Lawmakers pick on low-income children of color

Progressive Policy Institute
3 min readApr 9, 2024

By Tressa Pankovits

Three suburban Colorado legislators last month introduced a bill designed to run public charter schools out of the state. Yet, most charter schools serve urban, not suburban, children. In Colorado, 49.5% of all charter school students live in a city. Not surprisingly, more than half are non-white. Additionally, almost 40% are eligible for a free or reduced lunch, which is how education systems measure low-income students. By way of contrast, just 2.5% of Colorado’s suburban students attend a charter school.

So, why are state Reps. Tammy Story and Lorena García, and Sen. Lisa Cutter crusading against a public education option preferred by minority families who aren’t their constituents?

It’s not as if they’re “bad” schools. The Program on Education Policy and Governance (PEPG) at Harvard University studied national test scores from 2009 to 2019. Colorado charter school students placed second in the nation. In a slightly different study by Stanford University’s Center for Research of Educational Outcomes, Colorado’s public charter school students benefitted from extra personalized learning each year — equal to 15 extra days of reading instruction and 13 days in math — when compared to district schools. That’s fantastic for the state’s 135,000 children lucky enough to get off of a waiting list and get a seat.

“Waiting list,” you ask? Public charter schools are wildly popular with parents seeking greater rigor and accountability in the classroom. Because they are free and open to all, demand naturally exceeds supply.

It’s maddening that lawmakers want to block youngsters from accessing better education options. It’s even sadder that these lawmakers are Democrats. President Bill Clinton created the federal Charter School Program to fuel charter school growth. Every president since, excluding Joe Biden, has supported improving public school options to include more charters in the mix of magnet schools, career academies, and so forth.

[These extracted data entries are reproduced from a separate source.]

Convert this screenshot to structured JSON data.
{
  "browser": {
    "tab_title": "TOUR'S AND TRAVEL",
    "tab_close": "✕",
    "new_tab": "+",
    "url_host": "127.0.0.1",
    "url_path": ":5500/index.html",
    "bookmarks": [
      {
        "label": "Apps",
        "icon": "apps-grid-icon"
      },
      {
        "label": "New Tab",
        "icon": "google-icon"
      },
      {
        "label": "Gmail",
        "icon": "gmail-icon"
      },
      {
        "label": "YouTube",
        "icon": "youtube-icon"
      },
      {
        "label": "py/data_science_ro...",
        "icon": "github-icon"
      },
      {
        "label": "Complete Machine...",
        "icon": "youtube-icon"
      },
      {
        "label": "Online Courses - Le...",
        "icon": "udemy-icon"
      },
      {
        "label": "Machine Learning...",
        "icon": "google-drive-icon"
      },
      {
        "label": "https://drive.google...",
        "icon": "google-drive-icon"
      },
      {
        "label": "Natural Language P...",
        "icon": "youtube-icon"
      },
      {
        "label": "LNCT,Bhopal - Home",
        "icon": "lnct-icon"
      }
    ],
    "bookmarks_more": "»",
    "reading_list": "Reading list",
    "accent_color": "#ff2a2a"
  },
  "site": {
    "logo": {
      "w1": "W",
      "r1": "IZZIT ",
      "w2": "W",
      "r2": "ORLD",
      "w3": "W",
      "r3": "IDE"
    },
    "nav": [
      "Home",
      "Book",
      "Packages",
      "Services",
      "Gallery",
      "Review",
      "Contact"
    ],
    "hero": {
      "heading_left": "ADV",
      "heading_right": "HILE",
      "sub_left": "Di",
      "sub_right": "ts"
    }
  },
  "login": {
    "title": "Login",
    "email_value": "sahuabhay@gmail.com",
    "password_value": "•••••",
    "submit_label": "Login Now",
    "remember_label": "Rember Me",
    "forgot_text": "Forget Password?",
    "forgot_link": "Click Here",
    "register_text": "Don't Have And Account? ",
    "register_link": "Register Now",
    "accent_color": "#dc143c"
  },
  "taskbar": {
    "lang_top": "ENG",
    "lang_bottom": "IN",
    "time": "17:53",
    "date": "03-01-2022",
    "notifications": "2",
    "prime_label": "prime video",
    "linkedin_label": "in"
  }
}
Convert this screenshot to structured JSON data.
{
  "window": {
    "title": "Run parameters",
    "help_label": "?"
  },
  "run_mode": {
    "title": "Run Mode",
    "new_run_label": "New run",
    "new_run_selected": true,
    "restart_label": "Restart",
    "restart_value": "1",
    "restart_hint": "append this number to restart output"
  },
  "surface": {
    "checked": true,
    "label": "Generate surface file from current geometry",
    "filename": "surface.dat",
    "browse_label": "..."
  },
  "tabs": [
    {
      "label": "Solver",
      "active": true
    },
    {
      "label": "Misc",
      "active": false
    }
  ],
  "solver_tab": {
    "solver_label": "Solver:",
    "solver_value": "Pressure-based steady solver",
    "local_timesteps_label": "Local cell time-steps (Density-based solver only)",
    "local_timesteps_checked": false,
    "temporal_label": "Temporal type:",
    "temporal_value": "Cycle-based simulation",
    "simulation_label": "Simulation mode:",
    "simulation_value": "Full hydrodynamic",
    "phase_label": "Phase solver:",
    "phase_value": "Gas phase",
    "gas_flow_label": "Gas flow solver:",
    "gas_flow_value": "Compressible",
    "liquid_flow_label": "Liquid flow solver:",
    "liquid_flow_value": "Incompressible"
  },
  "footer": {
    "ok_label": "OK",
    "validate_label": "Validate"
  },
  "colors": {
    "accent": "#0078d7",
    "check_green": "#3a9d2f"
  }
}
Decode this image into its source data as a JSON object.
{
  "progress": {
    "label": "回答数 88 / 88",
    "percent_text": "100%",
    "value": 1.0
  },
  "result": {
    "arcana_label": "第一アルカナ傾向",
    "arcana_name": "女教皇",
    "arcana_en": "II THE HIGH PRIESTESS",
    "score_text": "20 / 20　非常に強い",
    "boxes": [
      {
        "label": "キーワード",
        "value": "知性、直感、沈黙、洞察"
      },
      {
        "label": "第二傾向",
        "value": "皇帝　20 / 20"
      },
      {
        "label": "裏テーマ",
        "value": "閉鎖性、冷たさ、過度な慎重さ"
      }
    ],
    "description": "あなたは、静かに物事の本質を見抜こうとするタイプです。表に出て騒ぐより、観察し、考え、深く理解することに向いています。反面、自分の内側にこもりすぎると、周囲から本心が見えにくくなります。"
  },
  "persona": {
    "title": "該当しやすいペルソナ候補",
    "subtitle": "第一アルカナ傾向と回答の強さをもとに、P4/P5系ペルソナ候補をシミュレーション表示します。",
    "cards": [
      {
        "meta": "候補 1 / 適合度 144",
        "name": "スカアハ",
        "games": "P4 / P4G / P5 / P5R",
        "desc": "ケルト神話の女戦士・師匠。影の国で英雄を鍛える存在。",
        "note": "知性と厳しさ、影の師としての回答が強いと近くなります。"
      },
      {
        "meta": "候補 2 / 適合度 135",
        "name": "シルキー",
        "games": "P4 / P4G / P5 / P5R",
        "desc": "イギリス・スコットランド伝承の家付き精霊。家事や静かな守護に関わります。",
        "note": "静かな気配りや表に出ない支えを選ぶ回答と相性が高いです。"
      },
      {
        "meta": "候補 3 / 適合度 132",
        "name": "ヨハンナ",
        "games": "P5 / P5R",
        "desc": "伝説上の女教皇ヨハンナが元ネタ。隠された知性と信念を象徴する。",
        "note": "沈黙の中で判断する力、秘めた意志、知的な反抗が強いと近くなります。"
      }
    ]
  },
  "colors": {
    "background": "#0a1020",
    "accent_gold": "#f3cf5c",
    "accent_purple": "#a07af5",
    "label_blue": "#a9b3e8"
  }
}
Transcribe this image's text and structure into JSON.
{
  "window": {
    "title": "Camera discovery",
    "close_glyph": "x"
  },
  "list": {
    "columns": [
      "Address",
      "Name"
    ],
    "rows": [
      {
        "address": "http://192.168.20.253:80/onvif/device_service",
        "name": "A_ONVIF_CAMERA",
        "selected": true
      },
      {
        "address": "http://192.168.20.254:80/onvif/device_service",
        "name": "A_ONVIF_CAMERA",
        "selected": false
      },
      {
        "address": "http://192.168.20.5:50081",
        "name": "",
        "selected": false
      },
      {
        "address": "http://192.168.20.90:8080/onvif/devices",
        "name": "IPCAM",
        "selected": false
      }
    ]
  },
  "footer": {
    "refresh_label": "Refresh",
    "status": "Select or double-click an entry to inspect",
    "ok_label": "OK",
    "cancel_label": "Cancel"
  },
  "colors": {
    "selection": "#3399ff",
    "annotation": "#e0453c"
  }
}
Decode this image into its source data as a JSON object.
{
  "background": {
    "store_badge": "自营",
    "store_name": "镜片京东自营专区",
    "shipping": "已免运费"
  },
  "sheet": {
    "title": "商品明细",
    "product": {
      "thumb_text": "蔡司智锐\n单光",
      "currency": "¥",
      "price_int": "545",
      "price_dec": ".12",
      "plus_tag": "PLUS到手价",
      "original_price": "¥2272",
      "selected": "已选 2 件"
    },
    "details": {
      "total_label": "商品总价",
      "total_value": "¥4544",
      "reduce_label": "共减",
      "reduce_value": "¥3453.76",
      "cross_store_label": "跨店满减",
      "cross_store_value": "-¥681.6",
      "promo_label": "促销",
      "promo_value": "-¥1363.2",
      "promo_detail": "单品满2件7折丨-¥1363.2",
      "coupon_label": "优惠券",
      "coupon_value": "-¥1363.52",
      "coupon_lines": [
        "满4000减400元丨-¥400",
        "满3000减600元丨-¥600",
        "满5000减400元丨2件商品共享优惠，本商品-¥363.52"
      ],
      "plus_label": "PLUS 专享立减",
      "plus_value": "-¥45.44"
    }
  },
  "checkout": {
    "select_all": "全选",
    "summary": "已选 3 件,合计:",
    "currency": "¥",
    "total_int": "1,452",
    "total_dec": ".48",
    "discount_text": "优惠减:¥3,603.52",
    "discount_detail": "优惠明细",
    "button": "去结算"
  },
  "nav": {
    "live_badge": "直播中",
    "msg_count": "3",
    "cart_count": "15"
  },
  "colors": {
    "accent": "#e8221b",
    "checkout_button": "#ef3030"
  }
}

It’s also infuriating because public charter schools are doing exactly what Democrats say they value: “Ensuring the next generation has access to a quality education and the tools to drive our economy forward.” Democrats should be promoting charter schools. Instead, HB 1363’s sponsors hope to hoodwink stakeholders by calling their obvious effort to eviscerate Colorado’s charter school sector “an accountability measure.”

How bad is House Bill 1363? It would give anyone living in a school district’s boundaries the power to appeal the approval of a local charter school. Limelight seekers, political gadflies, mischief makers, you name it, all given power to appeal an elected school board’s decision. Talk about creating chaos.

While the bill’s sponsors seek to hand veto power to unelected citizens, they’re also determined to strip the state board of education’s authority. Currently, when a school board denies charter applications or charter renewals, schools can appeal to the state, and the state has the last word. HB 1363 would end that, giving school boards unfettered power, while they continue to spend taxpayer dollars.

In an era of declining public school enrollment, district boards don’t welcome the competition charter schools create. Public charter schools give parents an opportunity to “vote with their feet” by enrolling students in schools that best fit their individual needs. In many cases, charter schools are the only option for parents seeking increased personalized learning, greater accountability, and higher standards for their children.

Disrupting charter schools — a legitimate part of Colorado’s public education system for 34 years — might create backlash. Parents might turn to homeschooling. They could press for state voucher to pay for private schools, as parents successfully have in 20 states. Colorado Democrats need a reality check. There’s no stuffing the toothpaste back into the tube. Parents everywhere have made it abundantly clear: School district monopolies of one-size-fits-all schools no longer satisfy them.

Legislative bills are often the starting point for negotiations between the two parties and between the House and the Senate. HB 1363 is so outlandish, there can be no compromise. Democrats should see the error of their colleagues’ way. The legislature must decisively defeat HB 1363 in its entirety.

Tressa Pankovits is co-director of the Reinventing America’s Schools Project at Progressive Policy Institute.

This story originally ran in Colorado Politics on April 8, 2024.